1. Raise your voice.
When the goal is to connect with people who can help you (and vice versa), it helps to have a consistent online ID to show what you’re all about: your work, your interests, your perspective. Set up a personal website or a blog – there are countless tools now for creating a professional-looking page or blog in minutes, from about.me to Content.ly or Medium.
Years ago, I created a blog that I knew would get very little traffic, but this quickly led to guest blogging gigs with more widely-read sites. Writing original stuff can take time; but at the very least, it never hurts to tie your communications to your personal page – ideally with your own domain and email. Just add those links to your email signature. This is a really easy way to passively build your brand.
2. Master the cold email.
Let’s face it: reaching out to people you don’t know can be tricky, especially when you need something from them. But it’s an art. With the right tone and the right “ask”, you can turn a stranger into a useful contact, a mentor or even a colleague.
As with most business emails, it helps to keep things brief.
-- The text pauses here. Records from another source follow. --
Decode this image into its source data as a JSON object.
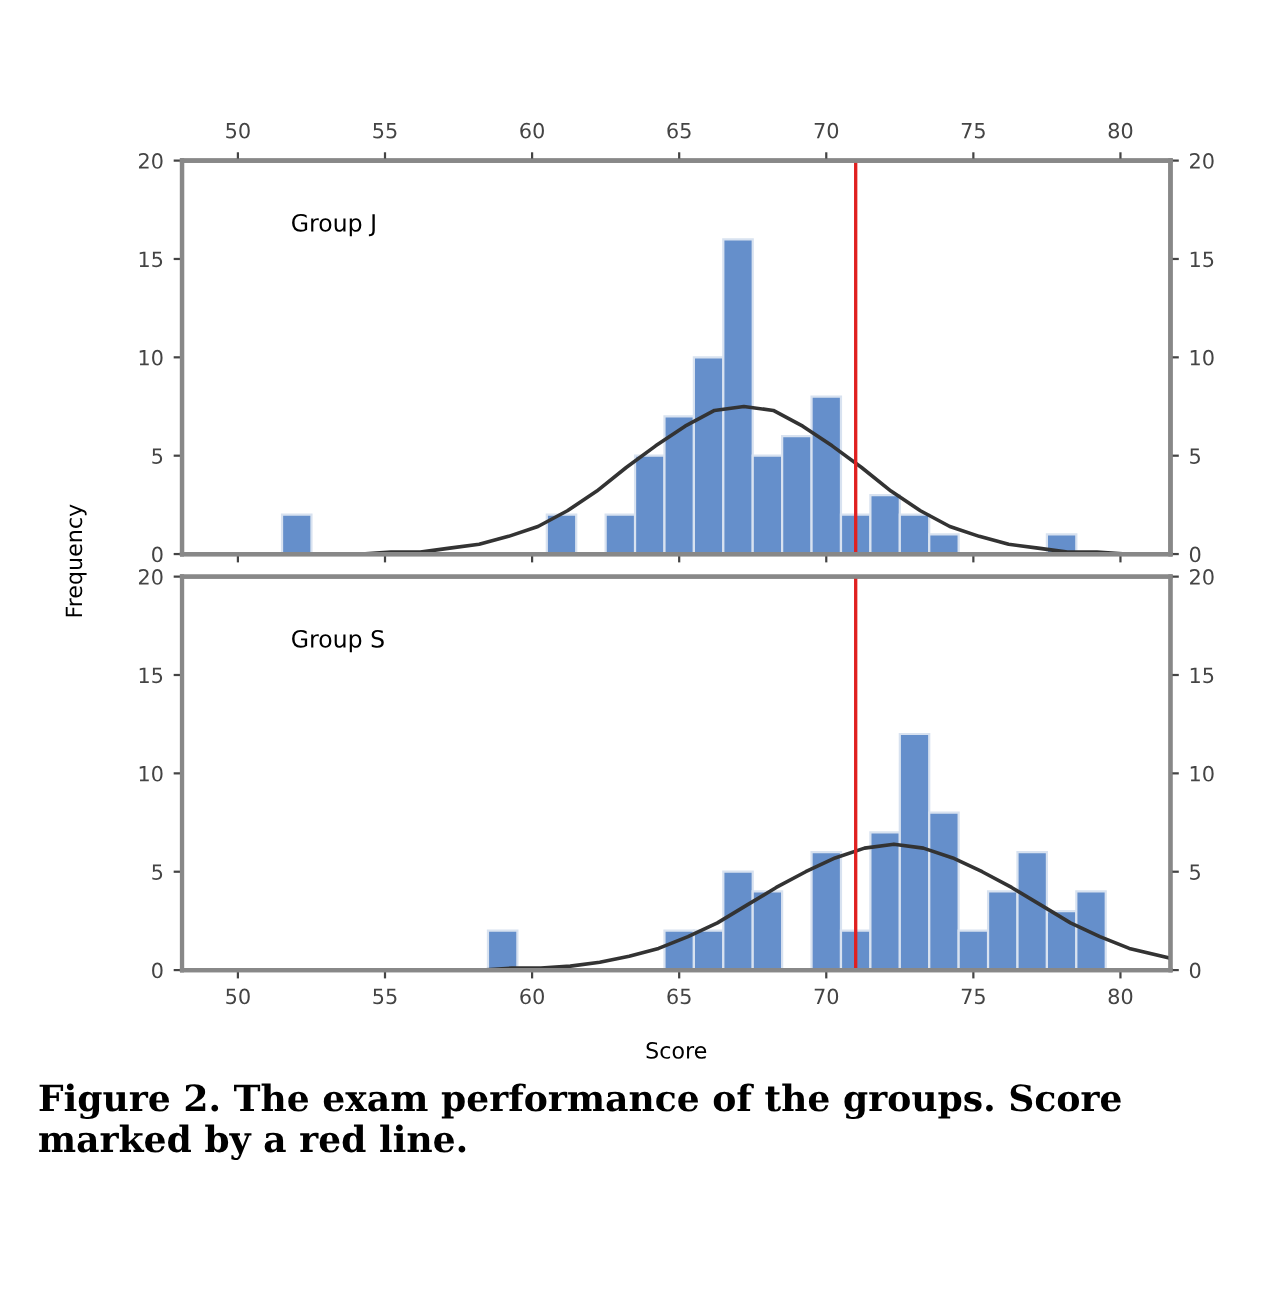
{
  "chart_data": [
    {
      "type": "histogram",
      "xlim": [
        48.1,
        81.7
      ],
      "xticks": [
        50,
        55,
        60,
        65,
        70,
        75,
        80
      ],
      "tick_labels": "y",
      "x2lim": [
        48.1,
        81.7
      ],
      "x2ticks": [
        50,
        55,
        60,
        65,
        70,
        75,
        80
      ],
      "ylim": [
        0,
        20
      ],
      "yticks": [
        0,
        5,
        10,
        15,
        20
      ],
      "y2lim": [
        0,
        20
      ],
      "y2ticks": [
        0,
        5,
        10,
        15,
        20
      ],
      "ylabel": "Frequency",
      "annotations": [
        "Group J"
      ],
      "grid": false,
      "bins": [
        51.5,
        52.5,
        53.5,
        54.5,
        55.5,
        56.5,
        57.5,
        58.5,
        59.5,
        60.5,
        61.5,
        62.5,
        63.5,
        64.5,
        65.5,
        66.5,
        67.5,
        68.5,
        69.5,
        70.5,
        71.5,
        72.5,
        73.5,
        74.5,
        75.5,
        76.5,
        77.5,
        78.5
      ],
      "series": [
        {
          "color": "#658fcb",
          "values": [
            2,
            0,
            0,
            0,
            0,
            0,
            0,
            0,
            0,
            2,
            0,
            2,
            5,
            7,
            10,
            16,
            5,
            6,
            8,
            2,
            3,
            2,
            1,
            0,
            0,
            0,
            1
          ]
        },
        {
          "type": "line",
          "color": "#333333",
          "x": [
            48.1,
            49.2,
            52.2,
            54.2,
            55.2,
            56.2,
            57.2,
            58.2,
            59.2,
            60.2,
            61.2,
            62.2,
            63.2,
            64.2,
            65.2,
            66.2,
            67.2,
            68.2,
            69.2,
            70.2,
            71.2,
            72.2,
            73.2,
            74.2,
            75.2,
            76.2,
            77.2,
            78.2,
            79.2,
            80.2,
            81.7
          ],
          "values": [
            0,
            0,
            0,
            0,
            0.1,
            0.1,
            0.3,
            0.5,
            0.9,
            1.4,
            2.2,
            3.2,
            4.4,
            5.5,
            6.5,
            7.3,
            7.5,
            7.3,
            6.5,
            5.5,
            4.4,
            3.2,
            2.2,
            1.4,
            0.9,
            0.5,
            0.3,
            0.1,
            0.1,
            0,
            0
          ]
        }
      ],
      "ref_lines": [
        {
          "axis": "x",
          "value": 71.0,
          "color": "#e02020"
        }
      ]
    },
    {
      "type": "histogram",
      "xlim": [
        48.1,
        81.7
      ],
      "xticks": [
        50,
        55,
        60,
        65,
        70,
        75,
        80
      ],
      "ylim": [
        0,
        20
      ],
      "yticks": [
        0,
        5,
        10,
        15,
        20
      ],
      "y2lim": [
        0,
        20
      ],
      "y2ticks": [
        0,
        5,
        10,
        15,
        20
      ],
      "xlabel": "Score",
      "annotations": [
        "Group S",
        "Figure 2. The exam performance of the groups. Score marked by a red line."
      ],
      "grid": false,
      "bins": [
        58.5,
        59.5,
        60.5,
        61.5,
        62.5,
        63.5,
        64.5,
        65.5,
        66.5,
        67.5,
        68.5,
        69.5,
        70.5,
        71.5,
        72.5,
        73.5,
        74.5,
        75.5,
        76.5,
        77.5,
        78.5,
        79.5
      ],
      "series": [
        {
          "color": "#658fcb",
          "values": [
            2,
            0,
            0,
            0,
            0,
            0,
            2,
            2,
            5,
            4,
            0,
            6,
            2,
            7,
            12,
            8,
            2,
            4,
            6,
            3,
            4
          ]
        },
        {
          "type": "line",
          "color": "#333333",
          "x": [
            48.1,
            56.3,
            58.3,
            59.3,
            60.3,
            61.3,
            62.3,
            63.3,
            64.3,
            65.3,
            66.3,
            67.3,
            68.3,
            69.3,
            70.3,
            71.3,
            72.3,
            73.3,
            74.3,
            75.3,
            76.3,
            77.3,
            78.3,
            79.3,
            80.3,
            81.7
          ],
          "values": [
            0,
            0,
            0,
            0.1,
            0.1,
            0.2,
            0.4,
            0.7,
            1.1,
            1.7,
            2.4,
            3.3,
            4.2,
            5.0,
            5.7,
            6.2,
            6.4,
            6.2,
            5.7,
            5.0,
            4.2,
            3.3,
            2.4,
            1.7,
            1.1,
            0.6
          ]
        }
      ],
      "ref_lines": [
        {
          "axis": "x",
          "value": 71.0,
          "color": "#e02020"
        }
      ]
    }
  ]
}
No need to explain in great detail who you are and what you’re trying to accomplish – in fact, this can be a turnoff. Simply describe off the top what you’re doing and why you’re interested in talking to that person. Then suggest grabbing a drink or bite in whatever means is most convenient for them.
3. Troll your heart out.
With a solid cold email at your disposal, don’t be shy about reaching out to people you would like to know. Many successful people I know troll Linkedin or other social networks quite shamelessly! If a person includes their contact information anywhere in their profile, it’s usually a sign that they’re open to meeting and networking with folks.
I’ve gotten super organized with this – keeping a spreadsheet, making a list of people I’d like to meet, and setting specific goals for connecting with new people each week. At one point, I set a goal of meeting someone new every time I traveled to a new city. I’d ask for an intro to someone I was interested in in that location. It might sound crazy, but I was able to build a great national network through these semi-cold intros.
4. Reap what you sow.
Over years of networking, you’ll find that helping others will come back to you. Taking the time to pay it forward is great for your professional reputation, not to mention satisfying in itself.
One simple way to apply this principle is by taking the time to connect others. A bit earlier on in my career, I made a point of never turning down meetings – and when you meet someone new, you’ll quickly get a sense of what their needs are in their business. From there, introduce them by email to 1-2 people in your network who might be able to help them.
Sure, many of these don’t lead to anything concrete. But it takes very little time, and the cost-benefit is great. Not only do you establish yourself as a “node” – a well-connected person – but others will think of you immediately when they have a need.
5. Help out with events.
For the very motivated, volunteering your time at events is an excellent way to meet people. This gets you a free pass and free education; but not only that, you’ll get to know the organizers, who often tend to be highly “networked” folks themselves. Eventually, I managed to parlay some of these relationships into speaking gigs at conferences. This is a great way to establish expert status in your industry.
When you meet someone at an event, follow up right away – within 24 hours, while the conversation is still fresh in their mind – and remind them about the content of your conversation. This way, if reconnect at some point later, past emails will make the timeline of your relationship clear.
6. Be prompt and direct.
Whether you’ve met someone at a meetup, or you’re cold-emailing a stranger you found on Linkedin, it’s very important to have a specific ask. People don’t have time to figure out your agenda – but are glad to help (or refer) you if you are clear with your needs.
What’s an example of an ask if you really just want to pick someone’s brain? Mention a specific project you’re working on, and ask if they’d be willing to give some insight given their exceptional judgment (a light touch of flattery never hurt anyone)! This works even better if there’s some concrete way for them to participate in the project, even if small. Finally, respect people’s time: If you’re the one reaching out, make an effort to make the meeting as convenient for them as possible.
It’s clear that the engine of success heavily favors strong networkers. But you don’t need to be a huge extrovert or even a natural social animal to be great at it. Instead, apply the same rigor to building your network to everything else that you do – be it engineering, product management, marketing or otherwise – and you’ll reap the rewards throughout your industry and beyond.